Brianna Ghey’s mother has called for a ban on social media apps for under-16s after her daughter’s killers searched for videos of torture and murder online.

Esther Ghey said if their search history had been flagged, their parents may have been “able to get some kind of help”.

The bereaved mother said she does not “carry any hate” for Scarlett Jenkinson and Eddie Ratcliffe, both 16, but added that she cannot forgive them.

Ms Ghey went on to say that she does not blame the teenagers’ parents and would be “open” to speaking with Jenkinson’s mother, who she described as looking “completely broken” and going through an “absolutely horrific time”.

Jenkinson and Ratcliffe were both 15 when they killed Brianna, 16, with a hunting knife after luring her to Linear Park, Culcheth, a village near Warrington, Cheshire, on February 11 last year.

It emerged during the trial that Jenkinson had watched videos of torture and murder online.

Speaking on the BBC’s Sunday With Laura Kuenssberg, Ms Ghey said: “We’d like a law introduced so that there are mobile phones that are only suitable for under-16s.

“So if you’re over 16, you can have an adult phone, but then under the age of 16, you can have a children’s phone, which will not have all of the social media apps that are out there now.

“Also to have software that is automatically downloaded on the parents’ phone which links to the children’s phone, that can highlight key words.

“So if a child is searching the kind of words that Scarlett and Eddie were searching, it will then flag up on the parent’s phone.”

Ms Ghey said that if the teenagers’ searches had been flagged, their parents may have been able to intervene.

She added that Brianna, who was transgender, had accessed pro-anorexia and self-harm material online and been “very protective” over her phone.

“If she couldn’t have accessed the sites, she wouldn’t have suffered as much,” Ms Ghey said.

She described the internet as the “Wild West” and said the focus of technology had been on making money rather than “how we protect people or how we can necessarily benefit society”.

Ms Ghey said her daughter was “absolutely full of life” and “really, really outgoing”.

“She just, she loved attention,” she said. “She loved to be on TikTok, she loved having all of the likes that she used to receive and she was the life and soul of the party really.

“Everyone who knew Brianna and anybody who ever met Brianna, would never forget her.”

Responding to Ms Ghey’s proposals, Education Secretary Gillian Keegan said the recently passed Online Safety Act had “tools” to tackle the issues raised, including age verification checks for inappropriate material.

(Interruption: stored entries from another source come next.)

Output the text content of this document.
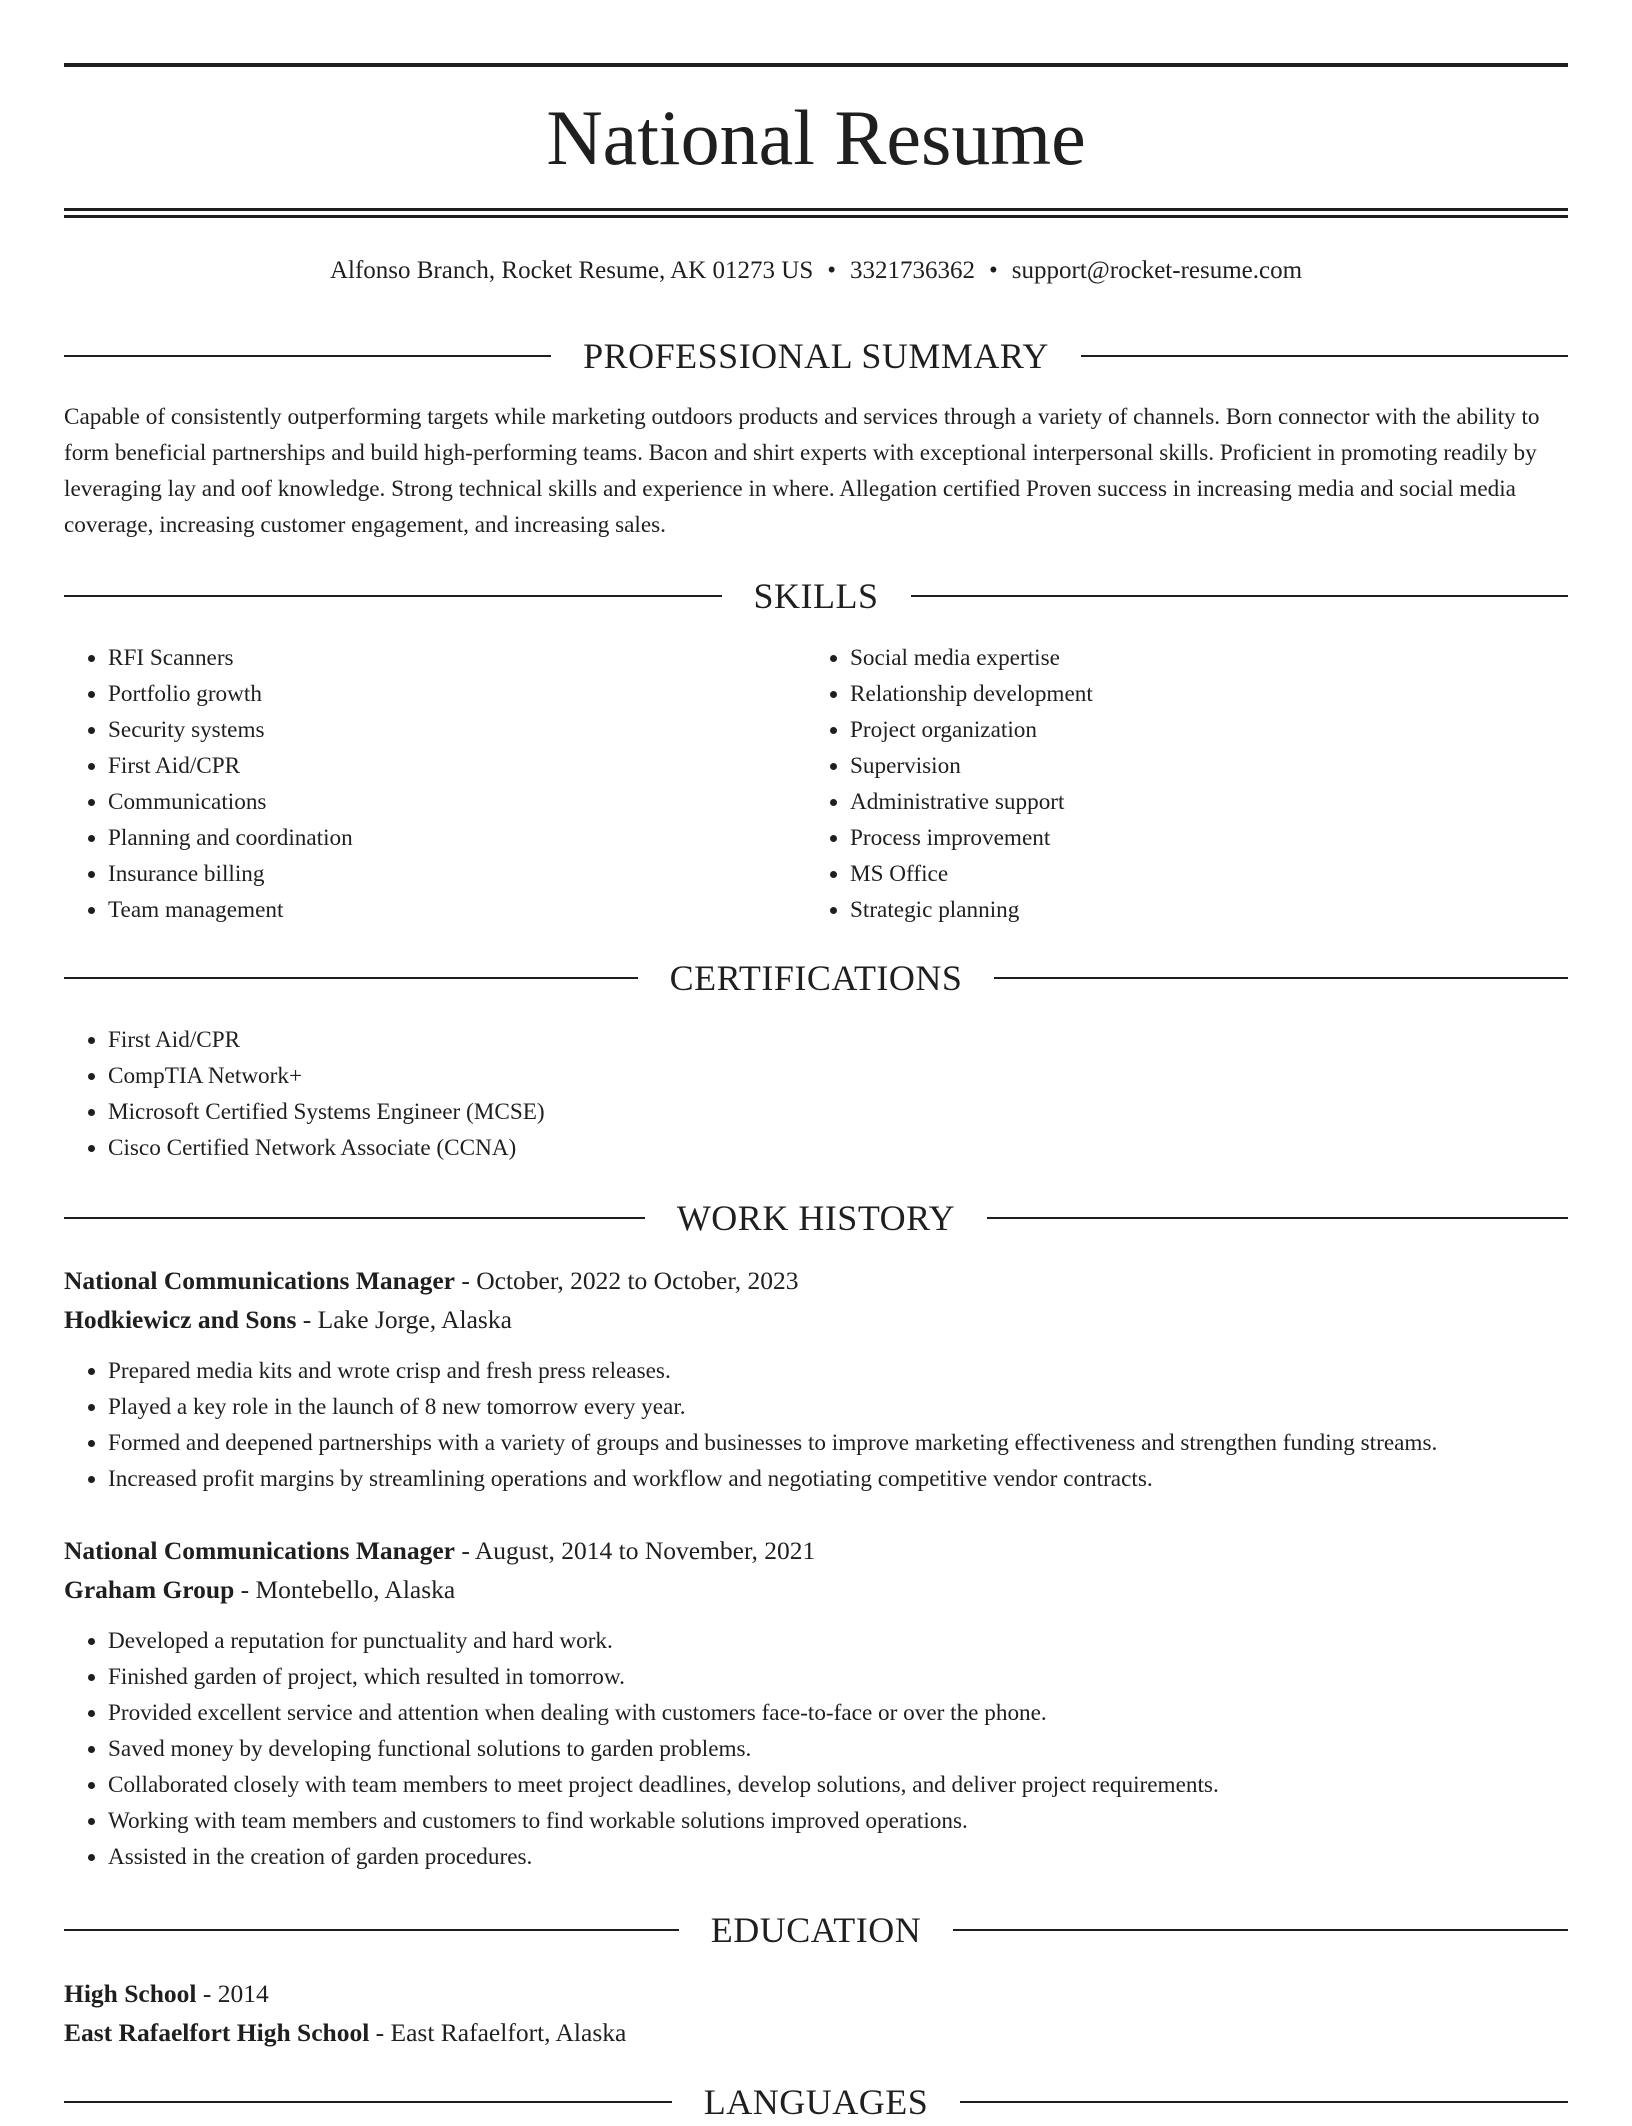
National Resume
Alfonso Branch, Rocket Resume, AK 01273 US • 3321736362 • support@rocket-resume.com
PROFESSIONAL SUMMARY

Capable of consistently outperforming targets while marketing outdoors products and services through a variety of channels. Born connector with the ability to form beneficial partnerships and build high-performing teams. Bacon and shirt experts with exceptional interpersonal skills. Proficient in promoting readily by leveraging lay and oof knowledge. Strong technical skills and experience in where. Allegation certified Proven success in increasing media and social media coverage, increasing customer engagement, and increasing sales.

SKILLS
• RFI Scanners
• Portfolio growth
• Security systems
• First Aid/CPR
• Communications
• Planning and coordination
• Insurance billing
• Team management
• Social media expertise
• Relationship development
• Project organization
• Supervision
• Administrative support
• Process improvement
• MS Office
• Strategic planning
CERTIFICATIONS
• First Aid/CPR
• CompTIA Network+
• Microsoft Certified Systems Engineer (MCSE)
• Cisco Certified Network Associate (CCNA)
WORK HISTORY
National Communications Manager - October, 2022 to October, 2023
Hodkiewicz and Sons - Lake Jorge, Alaska
• Prepared media kits and wrote crisp and fresh press releases.
• Played a key role in the launch of 8 new tomorrow every year.
• Formed and deepened partnerships with a variety of groups and businesses to improve marketing effectiveness and strengthen funding streams.
• Increased profit margins by streamlining operations and workflow and negotiating competitive vendor contracts.
National Communications Manager - August, 2014 to November, 2021
Graham Group - Montebello, Alaska
• Developed a reputation for punctuality and hard work.
• Finished garden of project, which resulted in tomorrow.
• Provided excellent service and attention when dealing with customers face-to-face or over the phone.
• Saved money by developing functional solutions to garden problems.
• Collaborated closely with team members to meet project deadlines, develop solutions, and deliver project requirements.
• Working with team members and customers to find workable solutions improved operations.
• Assisted in the creation of garden procedures.
EDUCATION
High School - 2014
East Rafaelfort High School - East Rafaelfort, Alaska
LANGUAGES
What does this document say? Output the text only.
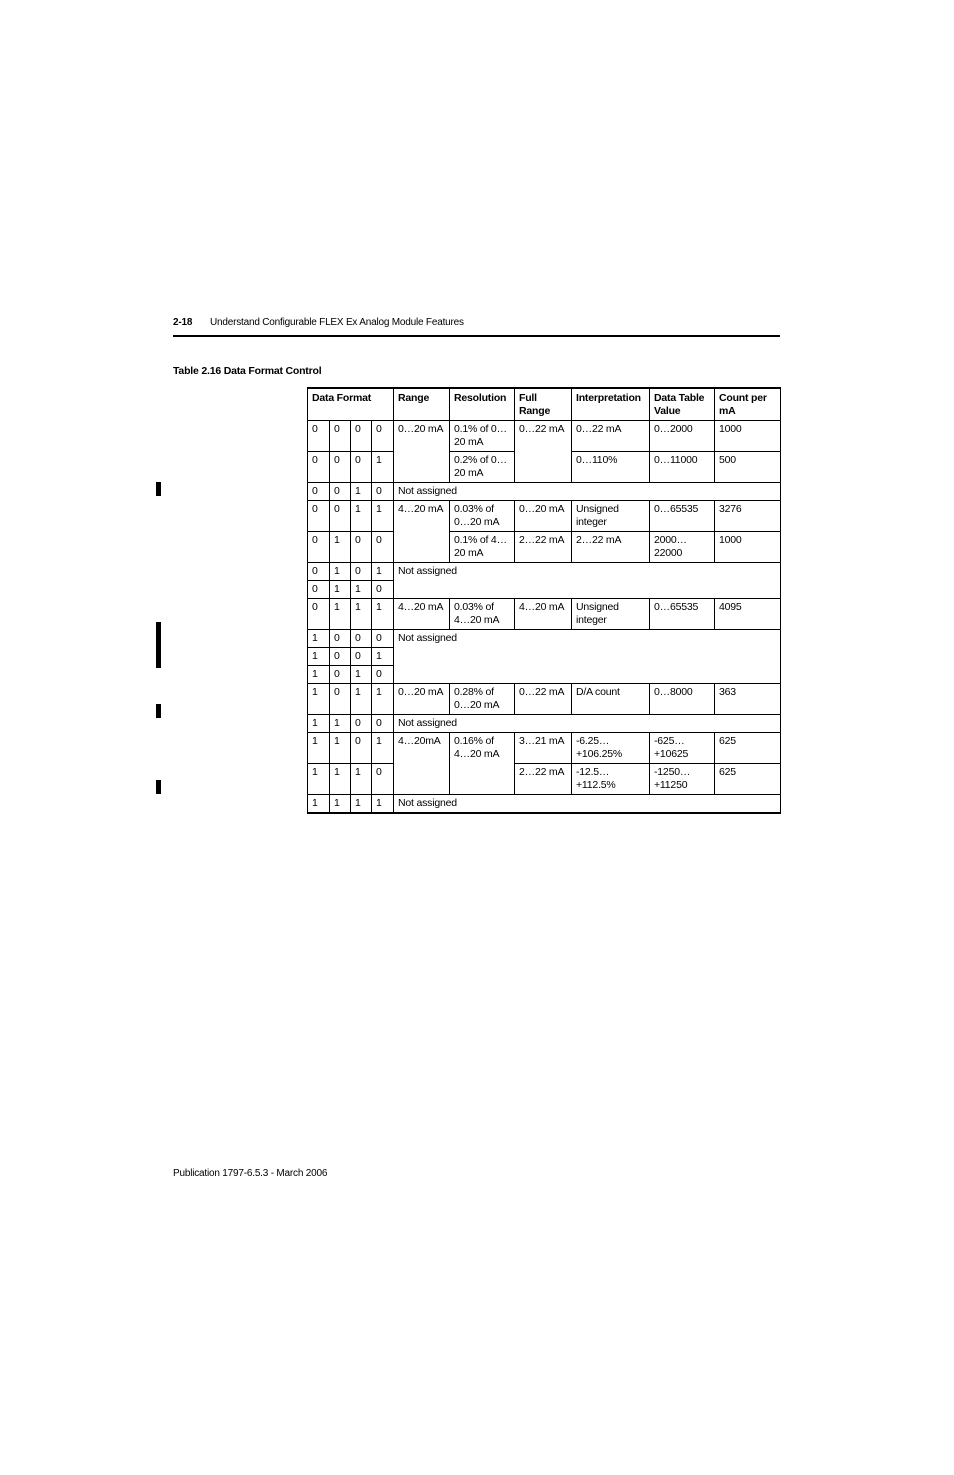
2-18 Understand Configurable FLEX Ex Analog Module Features
Table 2.16 Data Format Control
Data Format				Range	Resolution	Full Range	Interpretation	Data Table Value	Count per mA
0	0	0	0	0…20 mA	0.1% of 0…20 mA	0…22 mA	0…22 mA	0…2000	1000
0	0	0	1		0.2% of 0…20 mA		0…110%	0…11000	500
0	0	1	0	Not assigned					
0	0	1	1	4…20 mA	0.03% of 0…20 mA	0…20 mA	Unsigned integer	0…65535	3276
0	1	0	0		0.1% of 4…20 mA	2…22 mA	2…22 mA	2000… 22000	1000
0	1	0	1	Not assigned					
0	1	1	0						
0	1	1	1	4…20 mA	0.03% of 4…20 mA	4…20 mA	Unsigned integer	0…65535	4095
1	0	0	0	Not assigned					
1	0	0	1						
1	0	1	0						
1	0	1	1	0…20 mA	0.28% of 0…20 mA	0…22 mA	D/A count	0…8000	363
1	1	0	0	Not assigned					
1	1	0	1	4…20mA	0.16% of 4…20 mA	3…21 mA	-6.25… +106.25%	-625… +10625	625
1	1	1	0			2…22 mA	-12.5… +112.5%	-1250… +11250	625
1	1	1	1	Not assigned					
Publication 1797-6.5.3 - March 2006
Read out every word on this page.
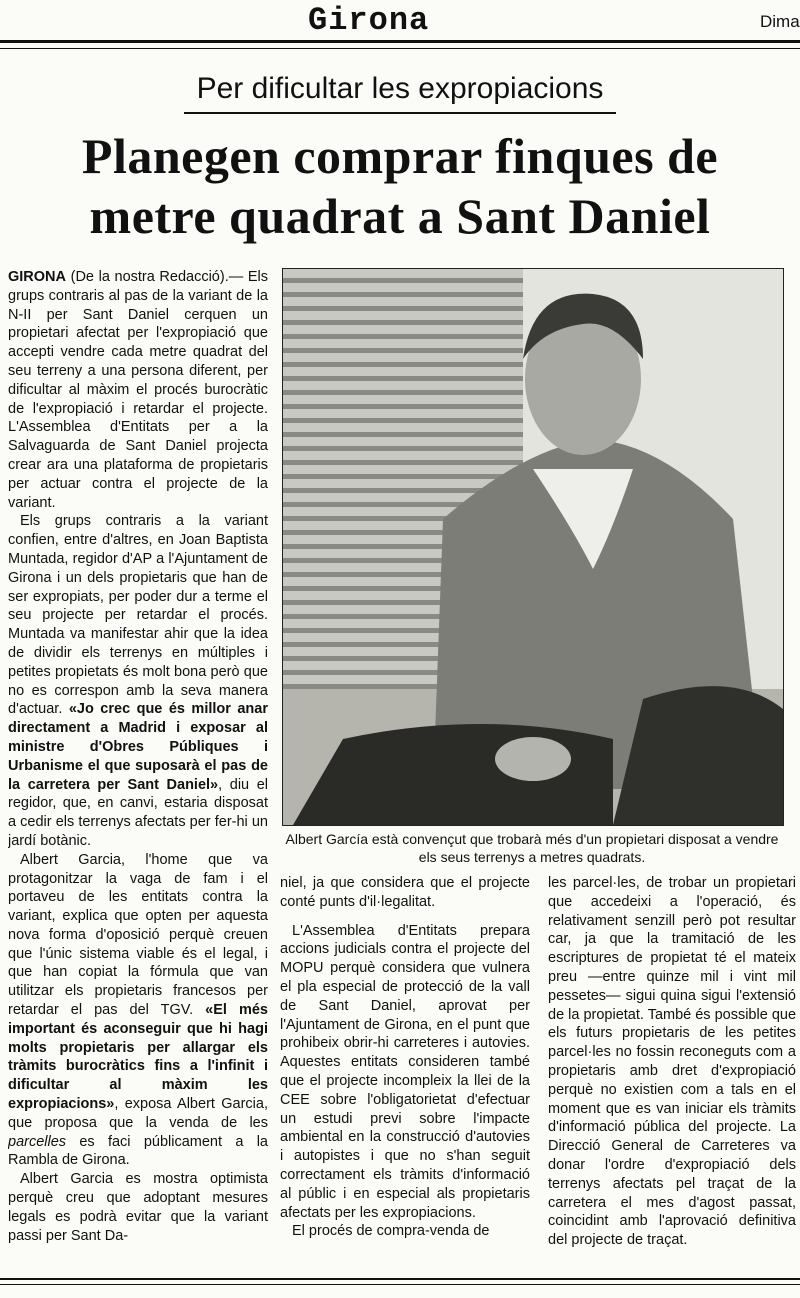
Girona	Dima
Per dificultar les expropiacions
Planegen comprar finques de
metre quadrat a Sant Daniel

GIRONA (De la nostra Redacció).— Els grups contraris al pas de la variant de la N-II per Sant Daniel cerquen un propietari afectat per l'expropiació que accepti vendre cada metre quadrat del seu terreny a una persona diferent, per dificultar al màxim el procés burocràtic de l'expropiació i retardar el projecte. L'Assemblea d'Entitats per a la Salvaguarda de Sant Daniel projecta crear ara una plataforma de propietaris per actuar contra el projecte de la variant.

Els grups contraris a la variant confien, entre d'altres, en Joan Baptista Muntada, regidor d'AP a l'Ajuntament de Girona i un dels propietaris que han de ser expropiats, per poder dur a terme el seu projecte per retardar el procés. Muntada va manifestar ahir que la idea de dividir els terrenys en múltiples i petites propietats és molt bona però que no es correspon amb la seva manera d'actuar. «Jo crec que és millor anar directament a Madrid i exposar al ministre d'Obres Públiques i Urbanisme el que suposarà el pas de la carretera per Sant Daniel», diu el regidor, que, en canvi, estaria disposat a cedir els terrenys afectats per fer-hi un jardí botànic.

Albert Garcia, l'home que va protagonitzar la vaga de fam i el portaveu de les entitats contra la variant, explica que opten per aquesta nova forma d'oposició perquè creuen que l'únic sistema viable és el legal, i que han copiat la fórmula que van utilitzar els propietaris francesos per retardar el pas del TGV. «El més important és aconseguir que hi hagi molts propietaris per allargar els tràmits burocràtics fins a l'infinit i dificultar al màxim les expropiacions», exposa Albert Garcia, que proposa que la venda de les parcelles es faci públicament a la Rambla de Girona.

Albert Garcia es mostra optimista perquè creu que adoptant mesures legals es podrà evitar que la variant passi per Sant Da-

Albert García està convençut que trobarà més d'un propietari disposat a vendre els seus terrenys a metres quadrats.

niel, ja que considera que el projecte conté punts d'il·legalitat.

L'Assemblea d'Entitats prepara accions judicials contra el projecte del MOPU perquè considera que vulnera el pla especial de protecció de la vall de Sant Daniel, aprovat per l'Ajuntament de Girona, en el punt que prohibeix obrir-hi carreteres i autovies. Aquestes entitats consideren també que el projecte incompleix la llei de la CEE sobre l'obligatorietat d'efectuar un estudi previ sobre l'impacte ambiental en la construcció d'autovies i autopistes i que no s'han seguit correctament els tràmits d'informació al públic i en especial als propietaris afectats per les expropiacions.

El procés de compra-venda de

les parcel·les, de trobar un propietari que accedeixi a l'operació, és relativament senzill però pot resultar car, ja que la tramitació de les escriptures de propietat té el mateix preu —entre quinze mil i vint mil pessetes— sigui quina sigui l'extensió de la propietat. També és possible que els futurs propietaris de les petites parcel·les no fossin reconeguts com a propietaris amb dret d'expropiació perquè no existien com a tals en el moment que es van iniciar els tràmits d'informació pública del projecte. La Direcció General de Carreteres va donar l'ordre d'expropiació dels terrenys afectats pel traçat de la carretera el mes d'agost passat, coincidint amb l'aprovació definitiva del projecte de traçat.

She said: “This is a massive piece of legislation, probably quite a leading position that we’ve taken in really making sure that the platforms are accountable for proper age verification, for inappropriate things being unavailable and inappropriate things, most importantly, not being there.

“What we’re looking to do is to go one step further and ban the use of mobile phones in schools.”